Catching exceptions polymorphically

Question

Here is main():

int main()
{
    B b(1,"two","three");
    try
    {
        f1(b);
    }
    catch(B& b_ref)
    {
        cout<<"Caught B&"<<endl;
        b_ref.print();
    }
    catch(A& a_ref)
    {
        cout<<"Caught A&"<<endl;
        a_ref.print();
    }

    system("pause");
    return 0;
}

Here is f1():

void f1(A& subject)
{
    throw subject;
}

Information:

B inherits from A. A::print() is virtual, and is reimplemented in B. The catch that catches the exception is catch(A& a_ref), which I guess makes sense, since the exceptions' static type (subject) is A&. BUT, why isn't B:: print() running? Is the dynamic type "lost"? Only A::print() runs in the line a_ref.print();.

Can somebody explain?

Answer 1

When you say "throw subject" a new exception object is created based on the static type of the throw expression (subject). The fact that subject is a reference is irrelevant for the purposes of determining what object to throw. A new A object is copy constructed from subject. This copy (or possibly a copy of this copy) is the actual object that is caught.

Answer 2

throw only throws an object of the type of the expression which follows it.
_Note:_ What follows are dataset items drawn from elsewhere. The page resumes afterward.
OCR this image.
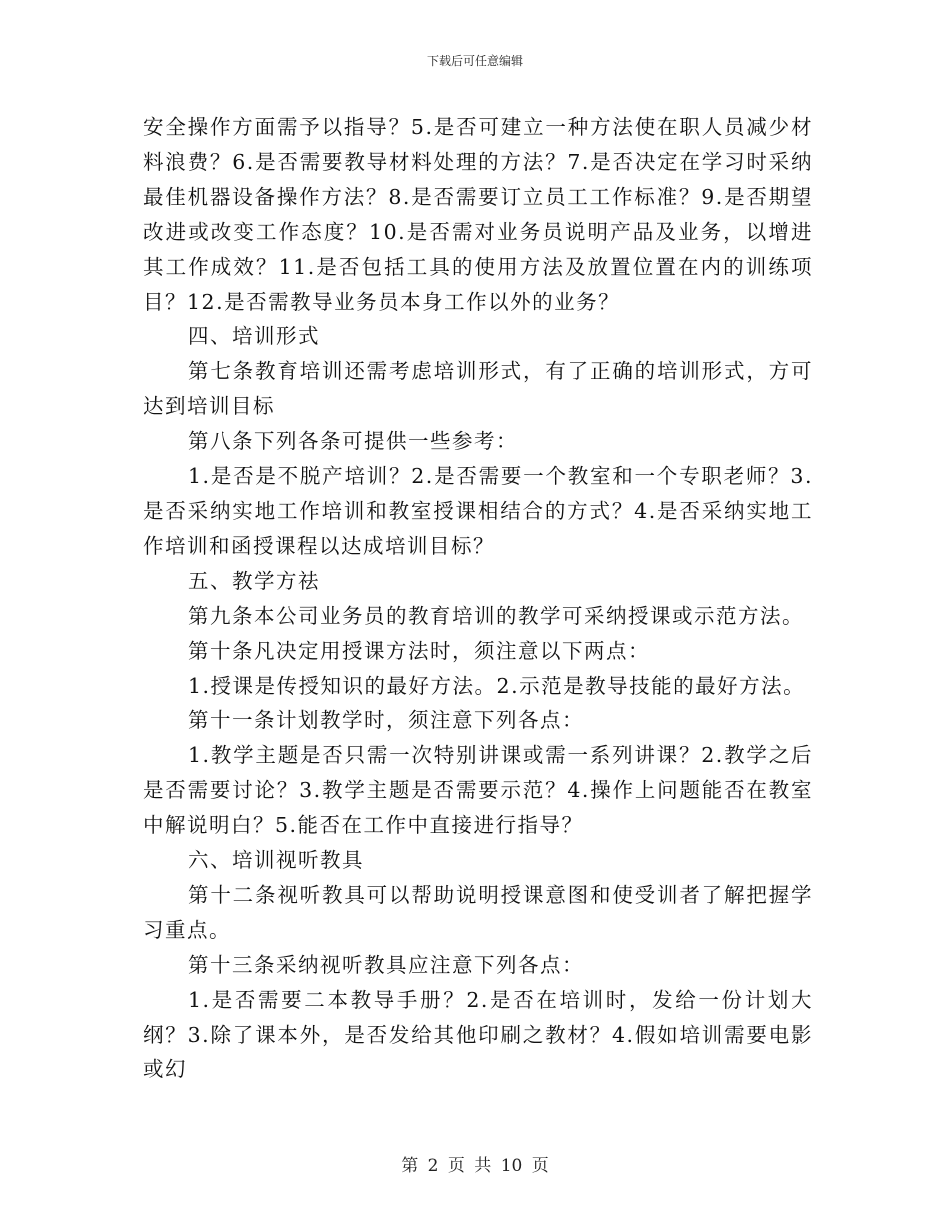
下载后可任意编辑

安全操作方面需予以指导？5.是否可建立一种方法使在职人员减少材料浪费？6.是否需要教导材料处理的方法？7.是否决定在学习时采纳最佳机器设备操作方法？8.是否需要订立员工工作标准？9.是否期望改进或改变工作态度？10.是否需对业务员说明产品及业务，以增进其工作成效？11.是否包括工具的使用方法及放置位置在内的训练项目？12.是否需教导业务员本身工作以外的业务？

四、培训形式

第七条教育培训还需考虑培训形式，有了正确的培训形式，方可达到培训目标

第八条下列各条可提供一些参考：

1.是否是不脱产培训？2.是否需要一个教室和一个专职老师？3.是否采纳实地工作培训和教室授课相结合的方式？4.是否采纳实地工作培训和函授课程以达成培训目标？

五、教学方祛

第九条本公司业务员的教育培训的教学可采纳授课或示范方法。

第十条凡决定用授课方法时，须注意以下两点：

1.授课是传授知识的最好方法。2.示范是教导技能的最好方法。

第十一条计划教学时，须注意下列各点：

1.教学主题是否只需一次特别讲课或需一系列讲课？2.教学之后是否需要讨论？3.教学主题是否需要示范？4.操作上问题能否在教室中解说明白？5.能否在工作中直接进行指导？

六、培训视听教具

第十二条视听教具可以帮助说明授课意图和使受训者了解把握学习重点。

第十三条采纳视听教具应注意下列各点：

1.是否需要二本教导手册？2.是否在培训时，发给一份计划大纲？3.除了课本外，是否发给其他印刷之教材？4.假如培训需要电影或幻

第 2 页 共 10 页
In this case, subject is of type A&, regardless of what the actual object is, so an A is thrown (note that references cannot be thrown, so a copy is made).

You can deal with this by adding a member function to your exception classes which throws the exception. As long as you implement this method in every class, the override which gets called will know the runtime type of the object and can throw *this.

http://www.ddj.com/cpp/184401940

Answer 3

Because you catch by reference the object is 'sliced'.

If you really want polymorhpic behaviour, try using something like the pimpl idiom.

Answer 4

nvm, my lack reading comprehension skills. Thought he's creating objects of types A.

Answer 5

Catch blocks work polymorphically, but throw doesn't. When you say:

void f1(A& subject)
{
    throw subject;
}

you are throwing an A, although the thing passed to the function is a B.

Answer 6

According to C++ standard 15.1/3:

A throw-expression initializes a temporary object, called the exception object, the type of which is determined by removing any top-level cv-qualifiers from the static type of the operand of throw...

So you create temporary object of type A, not B.